The gene nsp5 encodes 3CLpro (chymotrypsin-like cysteine protease), so there are differences there.

Literature suggests nsp5 and other non-structural proteins are potential targets for a number of antiviral therapies.

Another paper suggests further that lopinavir targets nsp3 products, among other proteins, in use against SARS-CoV:

Lopinavir’s possible target is Nsp3b, Nsp3c, helicase, NRBD or E-channel with the mfScores of –158.050, –189.140, –114.018, –171.127, and –221.785, respectively.

The nsp3 gene contains a papain-like protease 2 (PL2pro) domain. Supplemental materials from the first linked paper suggest nsp3 has a different amino acid sequence between SARS-CoV and SARS-CoV-2.
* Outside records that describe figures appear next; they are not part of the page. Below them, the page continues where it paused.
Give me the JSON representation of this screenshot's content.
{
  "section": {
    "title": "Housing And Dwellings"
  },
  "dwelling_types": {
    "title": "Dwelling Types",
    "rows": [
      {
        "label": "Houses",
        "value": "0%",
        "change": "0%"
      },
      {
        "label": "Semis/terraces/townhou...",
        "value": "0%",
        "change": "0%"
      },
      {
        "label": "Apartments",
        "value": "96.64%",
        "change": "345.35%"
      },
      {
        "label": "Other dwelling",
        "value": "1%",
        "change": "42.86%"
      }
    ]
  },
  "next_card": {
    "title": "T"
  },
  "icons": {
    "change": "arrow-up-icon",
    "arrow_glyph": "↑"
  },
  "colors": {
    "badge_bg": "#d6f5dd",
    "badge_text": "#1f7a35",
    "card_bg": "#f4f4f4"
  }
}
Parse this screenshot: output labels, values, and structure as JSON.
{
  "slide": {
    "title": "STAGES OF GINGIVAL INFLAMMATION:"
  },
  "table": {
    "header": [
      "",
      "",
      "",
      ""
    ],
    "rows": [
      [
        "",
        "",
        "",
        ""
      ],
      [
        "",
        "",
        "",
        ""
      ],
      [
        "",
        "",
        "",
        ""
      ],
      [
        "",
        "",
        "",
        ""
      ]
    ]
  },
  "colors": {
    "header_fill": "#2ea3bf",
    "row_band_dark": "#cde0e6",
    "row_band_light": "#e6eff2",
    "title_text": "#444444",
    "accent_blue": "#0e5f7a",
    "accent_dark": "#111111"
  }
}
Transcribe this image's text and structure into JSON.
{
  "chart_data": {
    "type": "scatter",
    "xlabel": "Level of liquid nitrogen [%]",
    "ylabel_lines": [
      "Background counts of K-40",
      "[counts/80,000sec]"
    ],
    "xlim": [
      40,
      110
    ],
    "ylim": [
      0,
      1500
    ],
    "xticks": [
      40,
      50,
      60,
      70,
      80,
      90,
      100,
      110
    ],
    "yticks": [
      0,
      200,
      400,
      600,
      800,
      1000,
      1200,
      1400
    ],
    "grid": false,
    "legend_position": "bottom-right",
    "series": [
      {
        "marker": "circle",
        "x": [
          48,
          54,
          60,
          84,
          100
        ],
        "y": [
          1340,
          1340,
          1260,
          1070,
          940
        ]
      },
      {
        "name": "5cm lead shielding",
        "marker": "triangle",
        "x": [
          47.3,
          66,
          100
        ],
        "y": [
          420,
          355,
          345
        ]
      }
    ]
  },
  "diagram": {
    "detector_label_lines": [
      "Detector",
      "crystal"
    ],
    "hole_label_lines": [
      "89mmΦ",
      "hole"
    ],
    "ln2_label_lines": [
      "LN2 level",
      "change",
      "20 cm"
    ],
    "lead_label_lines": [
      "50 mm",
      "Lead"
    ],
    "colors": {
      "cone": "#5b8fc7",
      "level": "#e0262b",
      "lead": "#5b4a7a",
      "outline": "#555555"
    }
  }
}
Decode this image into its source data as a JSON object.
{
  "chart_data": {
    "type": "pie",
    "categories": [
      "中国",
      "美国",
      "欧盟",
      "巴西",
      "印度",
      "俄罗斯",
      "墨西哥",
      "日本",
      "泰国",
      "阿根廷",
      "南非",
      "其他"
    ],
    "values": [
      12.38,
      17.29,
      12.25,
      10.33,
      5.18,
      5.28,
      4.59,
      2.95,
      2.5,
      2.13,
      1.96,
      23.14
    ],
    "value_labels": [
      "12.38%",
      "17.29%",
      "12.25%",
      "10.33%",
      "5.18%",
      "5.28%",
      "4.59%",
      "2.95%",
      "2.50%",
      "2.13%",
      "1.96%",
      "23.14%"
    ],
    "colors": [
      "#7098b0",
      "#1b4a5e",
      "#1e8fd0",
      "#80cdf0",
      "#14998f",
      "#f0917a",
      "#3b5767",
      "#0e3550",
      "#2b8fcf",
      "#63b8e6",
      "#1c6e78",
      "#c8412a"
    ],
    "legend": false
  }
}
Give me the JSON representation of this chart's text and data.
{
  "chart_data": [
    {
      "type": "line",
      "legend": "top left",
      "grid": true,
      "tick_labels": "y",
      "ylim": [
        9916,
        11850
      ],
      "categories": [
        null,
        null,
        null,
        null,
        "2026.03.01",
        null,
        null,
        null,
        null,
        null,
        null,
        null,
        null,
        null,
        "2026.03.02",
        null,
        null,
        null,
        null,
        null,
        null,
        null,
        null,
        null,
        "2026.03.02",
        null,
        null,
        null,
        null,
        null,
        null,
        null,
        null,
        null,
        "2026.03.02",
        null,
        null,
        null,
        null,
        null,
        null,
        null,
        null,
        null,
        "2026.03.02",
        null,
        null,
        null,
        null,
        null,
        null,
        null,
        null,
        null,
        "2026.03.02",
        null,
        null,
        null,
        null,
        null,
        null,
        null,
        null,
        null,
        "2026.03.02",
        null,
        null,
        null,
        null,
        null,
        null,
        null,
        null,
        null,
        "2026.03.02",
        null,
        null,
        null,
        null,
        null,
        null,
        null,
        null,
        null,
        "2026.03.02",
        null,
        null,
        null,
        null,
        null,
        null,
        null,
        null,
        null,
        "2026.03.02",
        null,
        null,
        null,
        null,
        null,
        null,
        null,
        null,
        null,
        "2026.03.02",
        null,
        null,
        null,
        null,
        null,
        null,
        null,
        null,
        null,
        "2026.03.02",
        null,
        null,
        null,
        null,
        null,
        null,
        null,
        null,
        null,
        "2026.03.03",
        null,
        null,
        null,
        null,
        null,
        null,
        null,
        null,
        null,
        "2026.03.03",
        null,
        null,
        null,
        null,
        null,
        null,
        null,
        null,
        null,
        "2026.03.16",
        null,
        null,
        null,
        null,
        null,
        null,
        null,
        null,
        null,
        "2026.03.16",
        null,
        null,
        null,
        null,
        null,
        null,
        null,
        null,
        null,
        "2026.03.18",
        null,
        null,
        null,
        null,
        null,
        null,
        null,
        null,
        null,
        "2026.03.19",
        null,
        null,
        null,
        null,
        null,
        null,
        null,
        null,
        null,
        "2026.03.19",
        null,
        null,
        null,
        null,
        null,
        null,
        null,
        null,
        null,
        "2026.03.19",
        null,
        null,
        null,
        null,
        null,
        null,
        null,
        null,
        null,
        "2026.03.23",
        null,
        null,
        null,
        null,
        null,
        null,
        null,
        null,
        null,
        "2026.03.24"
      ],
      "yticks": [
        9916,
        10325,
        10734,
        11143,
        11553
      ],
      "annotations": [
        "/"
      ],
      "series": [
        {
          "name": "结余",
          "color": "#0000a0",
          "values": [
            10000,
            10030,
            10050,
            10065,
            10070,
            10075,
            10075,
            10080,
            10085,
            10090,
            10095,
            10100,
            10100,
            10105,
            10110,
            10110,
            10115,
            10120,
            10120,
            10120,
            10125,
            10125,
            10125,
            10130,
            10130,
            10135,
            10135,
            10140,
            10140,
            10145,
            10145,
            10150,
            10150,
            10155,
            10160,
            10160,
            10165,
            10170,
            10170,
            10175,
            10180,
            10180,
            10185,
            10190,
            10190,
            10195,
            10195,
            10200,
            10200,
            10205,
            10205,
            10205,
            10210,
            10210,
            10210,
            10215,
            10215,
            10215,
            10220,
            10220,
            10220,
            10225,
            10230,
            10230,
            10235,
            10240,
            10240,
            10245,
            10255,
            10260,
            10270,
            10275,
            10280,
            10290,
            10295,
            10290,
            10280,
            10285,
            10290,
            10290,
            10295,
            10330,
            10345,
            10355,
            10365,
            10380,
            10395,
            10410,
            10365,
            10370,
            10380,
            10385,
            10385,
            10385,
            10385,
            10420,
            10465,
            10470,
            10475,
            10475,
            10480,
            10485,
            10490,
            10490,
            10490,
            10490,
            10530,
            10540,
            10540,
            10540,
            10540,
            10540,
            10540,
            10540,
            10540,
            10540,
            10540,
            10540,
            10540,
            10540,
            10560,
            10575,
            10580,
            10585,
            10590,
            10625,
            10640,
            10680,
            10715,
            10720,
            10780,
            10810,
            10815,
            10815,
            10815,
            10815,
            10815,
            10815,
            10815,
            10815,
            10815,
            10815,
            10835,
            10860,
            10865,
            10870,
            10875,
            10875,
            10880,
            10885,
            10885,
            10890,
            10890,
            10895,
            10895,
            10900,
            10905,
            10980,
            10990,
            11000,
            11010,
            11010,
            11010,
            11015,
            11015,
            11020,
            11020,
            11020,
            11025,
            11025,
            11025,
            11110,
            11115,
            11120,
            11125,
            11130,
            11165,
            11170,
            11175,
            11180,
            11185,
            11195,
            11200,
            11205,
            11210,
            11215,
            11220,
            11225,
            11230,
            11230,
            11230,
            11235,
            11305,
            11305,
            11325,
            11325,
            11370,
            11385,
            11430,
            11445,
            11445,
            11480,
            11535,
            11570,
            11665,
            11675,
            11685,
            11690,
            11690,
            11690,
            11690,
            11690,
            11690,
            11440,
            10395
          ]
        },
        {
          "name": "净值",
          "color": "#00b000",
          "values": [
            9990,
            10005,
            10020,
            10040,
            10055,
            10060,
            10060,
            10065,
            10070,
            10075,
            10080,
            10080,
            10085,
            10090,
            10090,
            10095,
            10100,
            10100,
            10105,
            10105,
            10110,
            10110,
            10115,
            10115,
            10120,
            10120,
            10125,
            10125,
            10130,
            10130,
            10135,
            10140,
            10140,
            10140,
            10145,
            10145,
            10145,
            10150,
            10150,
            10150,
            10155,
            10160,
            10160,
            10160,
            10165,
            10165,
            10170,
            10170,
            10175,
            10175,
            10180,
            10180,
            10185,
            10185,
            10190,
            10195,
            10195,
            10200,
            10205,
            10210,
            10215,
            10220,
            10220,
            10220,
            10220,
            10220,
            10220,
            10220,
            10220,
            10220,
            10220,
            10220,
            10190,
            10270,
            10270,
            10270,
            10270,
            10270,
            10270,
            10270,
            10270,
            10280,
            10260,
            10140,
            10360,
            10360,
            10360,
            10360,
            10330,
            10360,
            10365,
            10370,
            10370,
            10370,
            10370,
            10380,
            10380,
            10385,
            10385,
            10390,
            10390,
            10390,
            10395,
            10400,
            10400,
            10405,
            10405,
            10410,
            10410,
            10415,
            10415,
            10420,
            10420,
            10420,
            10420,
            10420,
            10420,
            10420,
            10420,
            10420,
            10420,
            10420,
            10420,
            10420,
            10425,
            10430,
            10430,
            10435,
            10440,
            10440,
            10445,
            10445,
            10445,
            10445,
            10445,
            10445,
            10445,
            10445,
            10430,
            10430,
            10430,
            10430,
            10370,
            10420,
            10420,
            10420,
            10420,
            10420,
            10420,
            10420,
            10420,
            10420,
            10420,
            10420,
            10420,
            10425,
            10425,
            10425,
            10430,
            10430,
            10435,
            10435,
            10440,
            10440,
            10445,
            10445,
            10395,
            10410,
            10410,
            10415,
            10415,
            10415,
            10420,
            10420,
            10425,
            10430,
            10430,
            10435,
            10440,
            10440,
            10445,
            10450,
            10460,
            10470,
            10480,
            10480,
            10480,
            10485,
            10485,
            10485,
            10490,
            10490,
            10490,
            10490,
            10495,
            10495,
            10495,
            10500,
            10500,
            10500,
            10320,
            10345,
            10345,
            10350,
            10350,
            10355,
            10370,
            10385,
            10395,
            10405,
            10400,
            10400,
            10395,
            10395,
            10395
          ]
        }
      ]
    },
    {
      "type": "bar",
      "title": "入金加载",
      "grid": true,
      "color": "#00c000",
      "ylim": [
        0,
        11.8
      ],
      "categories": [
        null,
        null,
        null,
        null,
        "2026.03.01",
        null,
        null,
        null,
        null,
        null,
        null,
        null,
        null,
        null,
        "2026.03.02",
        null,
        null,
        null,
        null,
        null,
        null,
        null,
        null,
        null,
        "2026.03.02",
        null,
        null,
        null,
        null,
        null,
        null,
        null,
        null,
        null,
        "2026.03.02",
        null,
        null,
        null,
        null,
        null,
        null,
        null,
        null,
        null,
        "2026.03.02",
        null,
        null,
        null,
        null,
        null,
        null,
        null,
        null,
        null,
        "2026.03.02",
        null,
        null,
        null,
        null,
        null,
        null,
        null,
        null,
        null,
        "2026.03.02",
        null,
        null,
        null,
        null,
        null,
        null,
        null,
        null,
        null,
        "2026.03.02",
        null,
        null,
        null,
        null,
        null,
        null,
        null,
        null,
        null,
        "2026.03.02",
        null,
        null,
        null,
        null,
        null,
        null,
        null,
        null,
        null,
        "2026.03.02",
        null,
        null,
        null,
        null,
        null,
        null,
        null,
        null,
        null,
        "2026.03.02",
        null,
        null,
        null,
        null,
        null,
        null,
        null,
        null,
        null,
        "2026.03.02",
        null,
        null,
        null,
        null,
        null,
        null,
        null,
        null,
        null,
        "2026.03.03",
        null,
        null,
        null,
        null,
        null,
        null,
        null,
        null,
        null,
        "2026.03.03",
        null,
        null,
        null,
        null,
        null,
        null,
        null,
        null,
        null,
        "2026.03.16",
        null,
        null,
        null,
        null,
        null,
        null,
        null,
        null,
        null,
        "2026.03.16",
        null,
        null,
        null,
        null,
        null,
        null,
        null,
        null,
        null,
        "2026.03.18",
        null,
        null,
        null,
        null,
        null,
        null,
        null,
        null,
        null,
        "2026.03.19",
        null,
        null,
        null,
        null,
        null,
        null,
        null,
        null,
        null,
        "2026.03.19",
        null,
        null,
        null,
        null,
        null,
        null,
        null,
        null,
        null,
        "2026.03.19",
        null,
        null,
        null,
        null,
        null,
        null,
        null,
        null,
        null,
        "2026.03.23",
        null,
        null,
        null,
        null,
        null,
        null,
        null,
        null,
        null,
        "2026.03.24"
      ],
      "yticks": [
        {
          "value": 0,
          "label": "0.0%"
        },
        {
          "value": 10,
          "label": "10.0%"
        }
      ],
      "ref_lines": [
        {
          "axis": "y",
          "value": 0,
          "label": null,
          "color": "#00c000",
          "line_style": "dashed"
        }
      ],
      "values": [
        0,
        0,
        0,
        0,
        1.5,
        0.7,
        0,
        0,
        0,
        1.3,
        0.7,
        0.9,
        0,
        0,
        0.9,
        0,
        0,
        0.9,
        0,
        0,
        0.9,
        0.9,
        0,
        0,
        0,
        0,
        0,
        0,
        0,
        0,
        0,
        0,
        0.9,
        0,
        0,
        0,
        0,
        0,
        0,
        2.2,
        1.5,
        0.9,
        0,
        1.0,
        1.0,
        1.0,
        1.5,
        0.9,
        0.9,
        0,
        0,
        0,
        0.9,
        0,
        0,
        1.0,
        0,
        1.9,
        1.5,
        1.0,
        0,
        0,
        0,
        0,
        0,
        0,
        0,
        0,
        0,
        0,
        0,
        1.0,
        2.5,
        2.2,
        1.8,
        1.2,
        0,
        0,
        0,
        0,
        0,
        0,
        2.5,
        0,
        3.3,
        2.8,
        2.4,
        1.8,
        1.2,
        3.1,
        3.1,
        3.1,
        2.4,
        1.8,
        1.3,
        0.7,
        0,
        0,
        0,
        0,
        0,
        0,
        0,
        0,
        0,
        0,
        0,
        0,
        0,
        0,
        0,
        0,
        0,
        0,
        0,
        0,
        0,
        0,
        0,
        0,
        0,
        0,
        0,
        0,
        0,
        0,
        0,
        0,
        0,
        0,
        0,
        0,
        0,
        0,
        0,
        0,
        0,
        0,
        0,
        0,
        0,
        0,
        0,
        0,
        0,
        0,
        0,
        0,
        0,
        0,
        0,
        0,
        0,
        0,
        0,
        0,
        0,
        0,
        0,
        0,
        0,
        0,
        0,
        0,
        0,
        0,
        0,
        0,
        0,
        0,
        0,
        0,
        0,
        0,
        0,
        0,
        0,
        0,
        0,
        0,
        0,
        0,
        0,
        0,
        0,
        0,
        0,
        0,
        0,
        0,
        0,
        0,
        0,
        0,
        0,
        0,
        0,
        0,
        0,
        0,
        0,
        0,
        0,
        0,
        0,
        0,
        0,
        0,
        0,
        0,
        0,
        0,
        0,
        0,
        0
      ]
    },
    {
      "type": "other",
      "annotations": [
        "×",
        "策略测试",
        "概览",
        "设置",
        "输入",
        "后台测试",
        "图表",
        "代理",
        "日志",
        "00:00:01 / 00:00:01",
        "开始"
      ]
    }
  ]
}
It might be worth digging into the Wu et al. paper and the raw annotation data to look at what those a.a. substitutions are, to see if that might help in determining why lopinavir is not as efficient at inactivating PL2pro and reducing levels of the novel coronavirus.

It may also be worth considering the target itself. Going back to the Nature Biotechnology article:

But Erik De Clercq, of the Rega Institute for Medical Research in Leuven, Belgium, says that in searching for or designing effective drugs against COVID-19: “We should stay away from antivirals known to be acting at targets not playing a role in the replication of coronaviruses.” Such drugs include penciclovir, which is targeted at the herpesvirus DNA polymerase, and lopinavir/ritonavir, which are targeted at the HIV protease. Instead, he would favor targeting a virus-specific protein such as the RNA-dependent RNA polymerase, noting that coronaviruses do not contain or use a reverse transcriptase.